DerMichael
21.01.2013 | 15:29 2

Post für Mr. Assange

Wikileaks Per Post schickte eine Künstlergruppe dem Internetaktivisten Julian Assange ein Paket und provozierte so ein Lebenszeichen des Wikileaks-Gründers

Post für Mr. Assange

Screenshot: !Mediengruppe Bitnik

Seit über 200 Tagen sitzt Wikileaks-Gründer Julian Assange in der Ecuadorianischen Botschaft in London fest. Diese ist aufgrund seiner prekären Rechtslage mittlerweile zu seinem zu Hause, Büro und Refugium geworden.
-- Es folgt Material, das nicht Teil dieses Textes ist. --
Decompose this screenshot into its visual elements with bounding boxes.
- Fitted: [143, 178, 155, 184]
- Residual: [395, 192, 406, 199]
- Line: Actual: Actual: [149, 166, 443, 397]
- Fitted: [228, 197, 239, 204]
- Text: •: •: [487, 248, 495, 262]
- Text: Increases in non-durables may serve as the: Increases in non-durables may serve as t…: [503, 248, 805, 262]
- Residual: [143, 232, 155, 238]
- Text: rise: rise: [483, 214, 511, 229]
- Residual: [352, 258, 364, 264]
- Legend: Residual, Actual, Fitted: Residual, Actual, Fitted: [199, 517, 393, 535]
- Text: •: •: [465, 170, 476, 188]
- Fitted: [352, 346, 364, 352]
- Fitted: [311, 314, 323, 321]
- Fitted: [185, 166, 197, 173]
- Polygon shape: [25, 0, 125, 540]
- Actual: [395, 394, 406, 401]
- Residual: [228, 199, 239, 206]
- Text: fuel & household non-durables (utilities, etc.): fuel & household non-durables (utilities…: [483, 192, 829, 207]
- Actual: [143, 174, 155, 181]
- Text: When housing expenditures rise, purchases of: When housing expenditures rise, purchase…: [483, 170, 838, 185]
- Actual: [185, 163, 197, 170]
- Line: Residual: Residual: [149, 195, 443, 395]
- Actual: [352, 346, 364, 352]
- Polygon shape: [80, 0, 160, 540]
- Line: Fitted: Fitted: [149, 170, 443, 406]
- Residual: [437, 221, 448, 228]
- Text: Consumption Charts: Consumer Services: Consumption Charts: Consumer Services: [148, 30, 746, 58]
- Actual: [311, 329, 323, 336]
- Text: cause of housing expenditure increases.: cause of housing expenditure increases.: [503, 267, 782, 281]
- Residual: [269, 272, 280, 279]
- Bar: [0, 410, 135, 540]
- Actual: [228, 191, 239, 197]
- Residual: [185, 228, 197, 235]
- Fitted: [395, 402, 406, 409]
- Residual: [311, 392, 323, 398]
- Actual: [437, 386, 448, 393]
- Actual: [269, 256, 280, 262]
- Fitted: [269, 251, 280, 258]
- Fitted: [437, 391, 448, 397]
Die Zürcher Künstlergruppe !Mediengruppe Bitnik hat die juristischen Mauern nun mit einer originellen Kunstaktion überwunden.

Per Postsendung schickte das Schweizer Künstlerduo Carmen Weisskopf und Domajgoj Smoljo dem Internetaktivisten ein Paket. Dessen Inhalt: eine Kamera, die durch ein kleines Loch des Kartons alle 10 Sekunden ein Bild aufnahm und via angekoppeltem Mobiltelefon auf dem Twitter-Kanal von Bitnik veröffentlichte. Am 16. Januar 2013 um 12:38 Uhr wurde das Paket in London aufgegeben und per Mail bei Julian Assange angekündigt. Nach zunächst einigen lediglich schwarzen Aufnahmen lieferte der Bilderstrom über die kommenden Stunden Photos eines Postzentrums, Postangestellten, Gitterwägen, den Innenraum eines Zustellungsfahrzeugs und letztlich einem Ledersofa. Das erste Indiz, dass die Lieferung in der Botschaft Ecuadors angekommen war.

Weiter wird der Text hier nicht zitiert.